Посреди зала стояла плошка с цветами и нарезанными крутыми яйцами (символ Солнца), перед которой склонялись все входящие, заламывая руки и бормоча. Затем каждый прислонялся лбом и руками к стволу дерева, обвитому голубой лентой и прорастающему прямо сквозь алюминиевую крышу. От плошки и ствола переходили к алтарю, где так же кланялись Христу и Богоматери. Затем – морской богине из конфетной бумажки.

В половине десятого грохнули три барабана и твердым, хорошо поставленным голосом что-то красиво-угрожающее запела девушка, которая так, не садясь, не прерываясь, пела три с половиной часа. Это было антифонное пение: когда солист выдает куплет, а хор отвечает. Жрецы, произвольно расположившиеся по залу, слаженно пели, не двигаясь с мест. Я спросил Марселло, где же пляски, он поднял большой палец, что у бразильцев означает и удовлетворение, и предостережение, и обещание. Мы стали ждать, и на третьем песнопении началось перетоптывание, к пятому перешедшее в припляс, припадание на колени, легкие прыжки. Примерно с восьмой молитвы начался шабаш.

Я сразу выбрал себе три объекта. Толстуха в желтом платье, опоясанная широким белым полотном, выглядела самой активной. Красавица, с правильными строгими чертами, выделялась молодостью. Старуха, седая и мужеподобная, поражала исступленным взглядом, направленным в никуда.
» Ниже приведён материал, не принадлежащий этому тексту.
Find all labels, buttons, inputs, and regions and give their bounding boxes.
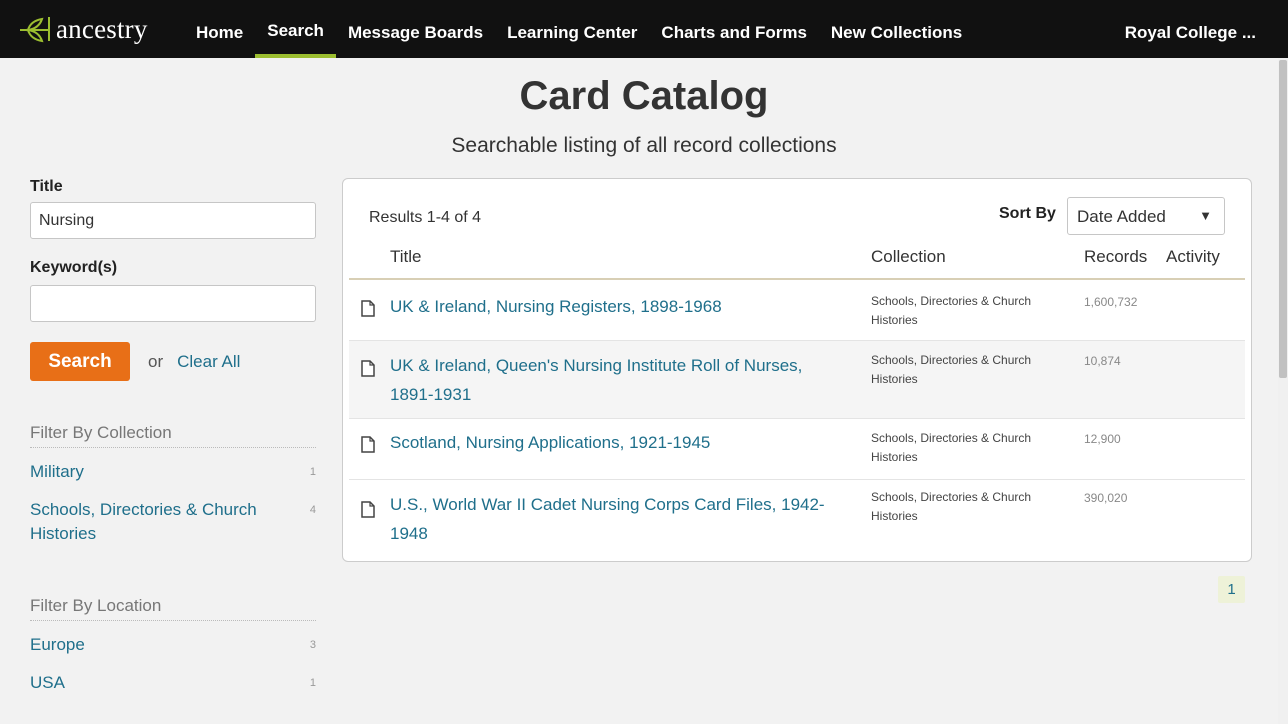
nav-charts-and-forms[interactable]: Charts and Forms [649,0,818,58]
column-header-activity[interactable]: Activity [1166,247,1220,267]
document-icon [361,300,375,317]
nav-search[interactable]: Search [255,0,336,58]
filter-item-schools-directories[interactable]: Schools, Directories & Church Histories … [30,498,316,546]
results-panel: Results 1-4 of 4 Sort By Date Added ▼ Ti… [342,178,1252,562]
document-icon [361,360,375,377]
nav-message-boards[interactable]: Message Boards [336,0,495,58]
record-count: 390,020 [1084,491,1128,505]
column-header-collection[interactable]: Collection [871,247,946,267]
record-count: 1,600,732 [1084,295,1138,309]
table-row: Scotland, Nursing Applications, 1921-194… [349,419,1245,479]
search-actions: Search or Clear All [30,342,316,381]
record-title-link[interactable]: UK & Ireland, Queen's Nursing Institute … [390,351,850,409]
filter-item-label: Military [30,462,84,481]
caret-down-icon: ▼ [1199,208,1212,223]
title-input[interactable] [30,202,316,239]
table-row: UK & Ireland, Queen's Nursing Institute … [349,341,1245,418]
record-title-link[interactable]: UK & Ireland, Nursing Registers, 1898-19… [390,292,850,321]
title-label: Title [30,178,63,195]
sort-selected-value: Date Added [1077,207,1166,226]
table-row: U.S., World War II Cadet Nursing Corps C… [349,480,1245,556]
or-text: or [148,351,164,371]
nav-home[interactable]: Home [184,0,255,58]
filter-item-label: Europe [30,635,85,654]
scrollbar-thumb[interactable] [1279,60,1287,378]
keyword-input[interactable] [30,285,316,322]
document-icon [361,501,375,518]
page-title: Card Catalog [519,74,769,118]
pagination-page-1[interactable]: 1 [1218,576,1245,603]
filter-item-usa[interactable]: USA 1 [30,671,316,695]
page-subtitle: Searchable listing of all record collect… [451,134,837,157]
clear-all-link[interactable]: Clear All [177,352,240,372]
record-count: 10,874 [1084,354,1121,368]
column-header-title[interactable]: Title [390,247,422,267]
top-navigation: ancestry Home Search Message Boards Lear… [0,0,1288,58]
record-collection: Schools, Directories & Church Histories [871,431,1032,464]
search-sidebar: Title Keyword(s) Search or Clear All Fil… [30,178,316,695]
record-collection: Schools, Directories & Church Histories [871,490,1032,523]
results-count: Results 1-4 of 4 [369,209,482,226]
record-count: 12,900 [1084,432,1121,446]
nav-learning-center[interactable]: Learning Center [495,0,649,58]
record-title-link[interactable]: U.S., World War II Cadet Nursing Corps C… [390,490,850,548]
ancestry-logo[interactable]: ancestry [18,12,148,46]
record-collection: Schools, Directories & Church Histories [871,353,1032,386]
filter-item-label: Schools, Directories & Church Histories [30,500,257,543]
column-header-records[interactable]: Records [1084,247,1147,267]
filter-item-count: 1 [309,677,316,689]
main-nav: Home Search Message Boards Learning Cent… [184,0,974,58]
logo-text: ancestry [56,13,148,44]
filter-item-military[interactable]: Military 1 [30,460,316,484]
filter-item-count: 3 [309,639,316,651]
page-scrollbar[interactable] [1278,58,1288,724]
keyword-label: Keyword(s) [30,259,118,276]
filter-by-collection-heading: Filter By Collection [30,423,316,448]
filter-item-label: USA [30,673,65,692]
document-icon [361,436,375,453]
search-button[interactable]: Search [30,342,130,381]
table-row: UK & Ireland, Nursing Registers, 1898-19… [349,280,1245,340]
record-title-link[interactable]: Scotland, Nursing Applications, 1921-194… [390,428,850,457]
nav-new-collections[interactable]: New Collections [819,0,974,58]
filter-item-count: 1 [309,466,316,478]
filter-item-europe[interactable]: Europe 3 [30,633,316,657]
leaf-logo-icon [20,17,50,43]
sort-by-label: Sort By [999,205,1056,222]
record-collection: Schools, Directories & Church Histories [871,294,1032,327]
sort-dropdown[interactable]: Date Added ▼ [1067,197,1225,235]
filter-item-count: 4 [309,504,316,516]
filter-by-location-heading: Filter By Location [30,596,316,621]
account-menu[interactable]: Royal College ... [1125,0,1256,58]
На исходе второго часа Старуха со страшным лицом маршировала взад-вперед, дико вскрикивая и перегибаясь назад так, как человеку не дано перегибаться. Поправляя великолепные волосы, Красавица отходила в угол, выбегала на середину, издавая вопль такой силы и пронзительности, что у меня каждый раз останавливалось сердце, хотя можно было, кажется, привыкнуть, наклонялась, метя рассыпавшимися волосами земляной пол. С не подобающей ее фигуре грацией кружилась Толстуха, время от времени падая плашмя всем своим большим туловищем перед алтарем. Трижды ее уводили служительницы, назначенные, как я заметил, следить за коллегами, куда-то за кулисы и отпаивали водой, после чего Толстуха возвращалась, чтобы снова так же неистово закружиться и снова так же впечатляюще грохнуться на пол.

Другие не отставали. Почти не сходя с места, гремя бусами и тряся головой, плечами, руками, впадали в полную прострацию жрецы-мужчины. Женщины отчаянно кружились и бегали, истошно крича, извиваясь, переламываясь, валясь на колени и навзничь.
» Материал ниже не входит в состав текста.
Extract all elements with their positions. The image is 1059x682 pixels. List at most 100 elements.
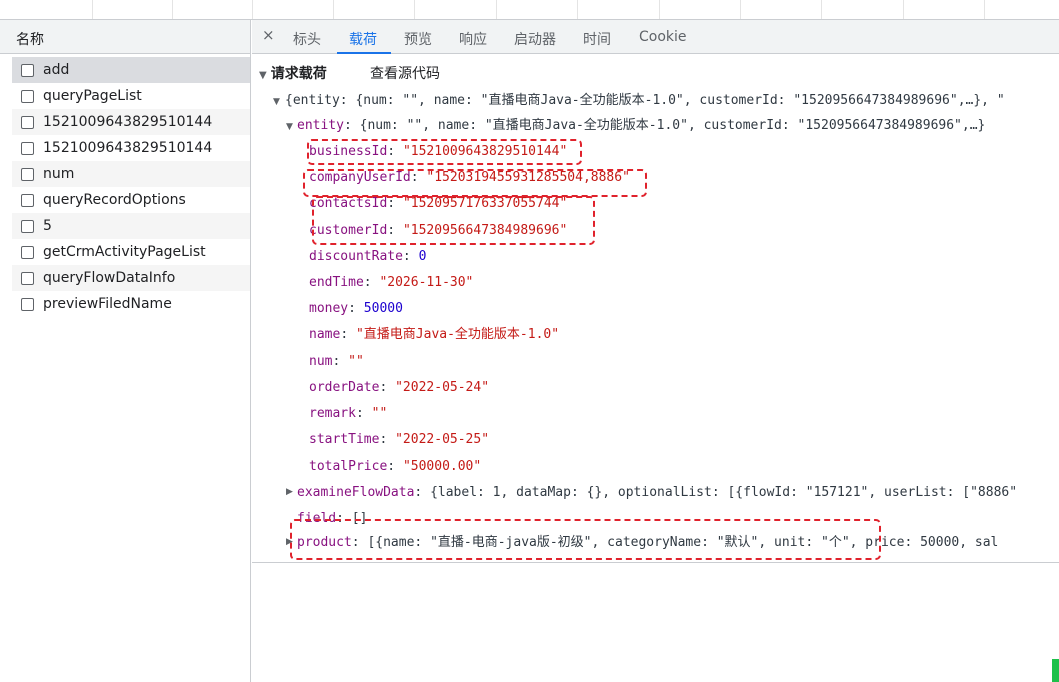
checkbox-icon[interactable]: [21, 89, 34, 103]
name-column-header[interactable]: 名称: [0, 20, 250, 54]
request-name: num: [43, 166, 75, 182]
field-row-endTime: endTime: "2026-11-30": [309, 275, 474, 290]
timeline-cell: [496, 0, 497, 19]
collapse-triangle-icon[interactable]: ▼: [286, 122, 293, 132]
field-key: discountRate: [309, 249, 403, 264]
request-row[interactable]: num: [12, 161, 250, 187]
request-name: 1521009643829510144: [43, 114, 213, 130]
field-key: startTime: [309, 432, 380, 447]
checkbox-icon[interactable]: [21, 219, 34, 233]
timeline-cell: [821, 0, 822, 19]
field-row-discountRate: discountRate: 0: [309, 249, 427, 264]
field-key: remark: [309, 406, 356, 421]
request-name: queryPageList: [43, 88, 142, 104]
timeline-cell: [92, 0, 93, 19]
request-name: 5: [43, 218, 52, 234]
field-key: money: [309, 301, 349, 316]
timeline-cell: [577, 0, 578, 19]
entity-key: entity: [297, 118, 344, 133]
field-value: "2026-11-30": [379, 275, 474, 290]
examine-summary: {label: 1, dataMap: {}, optionalList: [{…: [430, 485, 1018, 500]
field-value: "直播电商Java-全功能版本-1.0": [355, 327, 560, 342]
request-row-add[interactable]: add: [12, 57, 250, 83]
field-value: 0: [418, 249, 427, 264]
field-row-remark: remark: "": [309, 406, 388, 421]
field-row-startTime: startTime: "2022-05-25": [309, 432, 490, 447]
annotation-box-companyUserId: [303, 169, 647, 197]
tab-initiator[interactable]: 启动器: [514, 29, 556, 49]
request-name: 1521009643829510144: [43, 140, 213, 156]
request-row[interactable]: 1521009643829510144: [12, 135, 250, 161]
timeline-cell: [659, 0, 660, 19]
checkbox-icon[interactable]: [21, 141, 34, 155]
active-tab-indicator: [337, 52, 391, 54]
collapse-triangle-icon[interactable]: ▼: [273, 97, 280, 107]
timeline-strip: [0, 0, 1059, 20]
checkbox-icon[interactable]: [21, 167, 34, 181]
request-list-pane: 名称 add queryPageList 1521009643829510144…: [0, 20, 251, 682]
field-row-num: num: "": [309, 354, 364, 369]
request-row[interactable]: 5: [12, 213, 250, 239]
checkbox-icon[interactable]: [21, 115, 34, 129]
timeline-cell: [172, 0, 173, 19]
request-row[interactable]: queryFlowDataInfo: [12, 265, 250, 291]
field-row-money: money: 50000: [309, 301, 403, 316]
tab-preview[interactable]: 预览: [404, 29, 432, 49]
checkbox-icon[interactable]: [21, 63, 34, 77]
annotation-box-businessId: [307, 139, 582, 165]
field-value: "2022-05-24": [395, 380, 490, 395]
tab-cookies[interactable]: Cookie: [639, 29, 687, 45]
field-row-totalPrice: totalPrice: "50000.00": [309, 459, 482, 474]
field-value: "2022-05-25": [395, 432, 490, 447]
timeline-cell: [414, 0, 415, 19]
field-key: endTime: [309, 275, 364, 290]
field-row-orderDate: orderDate: "2022-05-24": [309, 380, 490, 395]
timeline-cell: [252, 0, 253, 19]
timeline-cell: [333, 0, 334, 19]
checkbox-icon[interactable]: [21, 193, 34, 207]
field-key: name: [309, 327, 341, 342]
payload-bottom-divider: [252, 562, 1059, 563]
checkbox-icon[interactable]: [21, 271, 34, 285]
request-name: previewFiledName: [43, 296, 172, 312]
detail-tab-bar: 标头 载荷 预览 响应 启动器 时间 Cookie: [252, 20, 1059, 54]
field-row-name: name: "直播电商Java-全功能版本-1.0": [309, 327, 560, 342]
entity-row[interactable]: entity: {num: "", name: "直播电商Java-全功能版本-…: [297, 117, 985, 135]
timeline-cell: [903, 0, 904, 19]
tab-response[interactable]: 响应: [459, 29, 487, 49]
request-name: getCrmActivityPageList: [43, 244, 206, 260]
view-source-link[interactable]: 查看源代码: [370, 63, 440, 83]
annotation-box-product: [290, 519, 881, 560]
field-key: orderDate: [309, 380, 380, 395]
checkbox-icon[interactable]: [21, 297, 34, 311]
tab-timing[interactable]: 时间: [583, 29, 611, 49]
request-name: add: [43, 62, 70, 78]
request-row[interactable]: queryRecordOptions: [12, 187, 250, 213]
payload-section-title: 请求载荷: [270, 66, 327, 82]
field-value: 50000: [363, 301, 403, 316]
timeline-cell: [740, 0, 741, 19]
request-row[interactable]: queryPageList: [12, 83, 250, 109]
expand-triangle-icon[interactable]: ▶: [286, 487, 293, 497]
field-value: "50000.00": [402, 459, 482, 474]
request-row[interactable]: previewFiledName: [12, 291, 250, 317]
green-status-marker: [1052, 659, 1059, 682]
timeline-cell: [984, 0, 985, 19]
payload-root-summary[interactable]: {entity: {num: "", name: "直播电商Java-全功能版本…: [285, 92, 1005, 110]
examine-key: examineFlowData: [297, 485, 415, 500]
field-value: "": [371, 406, 388, 421]
collapse-triangle-icon[interactable]: ▼: [259, 70, 267, 81]
field-value: "": [348, 354, 364, 369]
close-icon[interactable]: ×: [262, 26, 275, 44]
tab-payload[interactable]: 载荷: [349, 29, 377, 49]
request-row[interactable]: 1521009643829510144: [12, 109, 250, 135]
examine-flow-data-row[interactable]: examineFlowData: {label: 1, dataMap: {},…: [297, 484, 1017, 502]
field-key: num: [309, 354, 333, 369]
request-row[interactable]: getCrmActivityPageList: [12, 239, 250, 265]
tab-headers[interactable]: 标头: [293, 29, 321, 49]
checkbox-icon[interactable]: [21, 245, 34, 259]
request-name: queryRecordOptions: [43, 192, 186, 208]
payload-section-header[interactable]: ▼ 请求载荷: [259, 63, 327, 83]
name-column-label: 名称: [16, 32, 44, 48]
annotation-box-contacts-customer: [312, 196, 595, 245]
При всей чувственности криков и телодвижений, в радении макумбы нет ничего сексуального. Это предусмотрено даже и технически: под широкие белые балахоны надеты или нижние юбки, или, как у Красавицы, короткие, до колен, панталоны, так что при самом бешеном вращении не выказывается никакой непристойности. И когда они все, без различия пола, стали обниматься и целоваться и к ним в объятия ринулись прихожане – в этом тоже не было ни йоты плотского оттенка: чистая, кристаллизованная, материализованная, явленная в движениях и звуках одушевленность.

Уже Старуху, забившуюся в конвульсиях, унесли в угол к алтарю и поливали водой. Уже извели все бумажные салфетки обливающиеся потом барабанщики. Уже Толстуха, рухнувшая перед главным жрецом в зеленом колпаке, не могла встать и только приподнимала голову и даже не кричала, а сипела. Уже певица стала давать сбои и один раз уронила микрофон. Уже жрецы закурили сигары, а главный – трубку. Уже Красавица издавала не вопли, а просто жалобно визжала. Уже валялись там и сям человек пять, с подергиванием, с пеной на губах, с уханьем.

Марселло сказал, что пора, мы не стали спорить, и я с изумлением понял, что просидел три с половиной часа, не заметив этого, и более того – испытывая если и не желание выйти туда, к ним, в зал, в песнопение и пляску, то отчетливую острую зависть, что они могут так забыться, а я нет.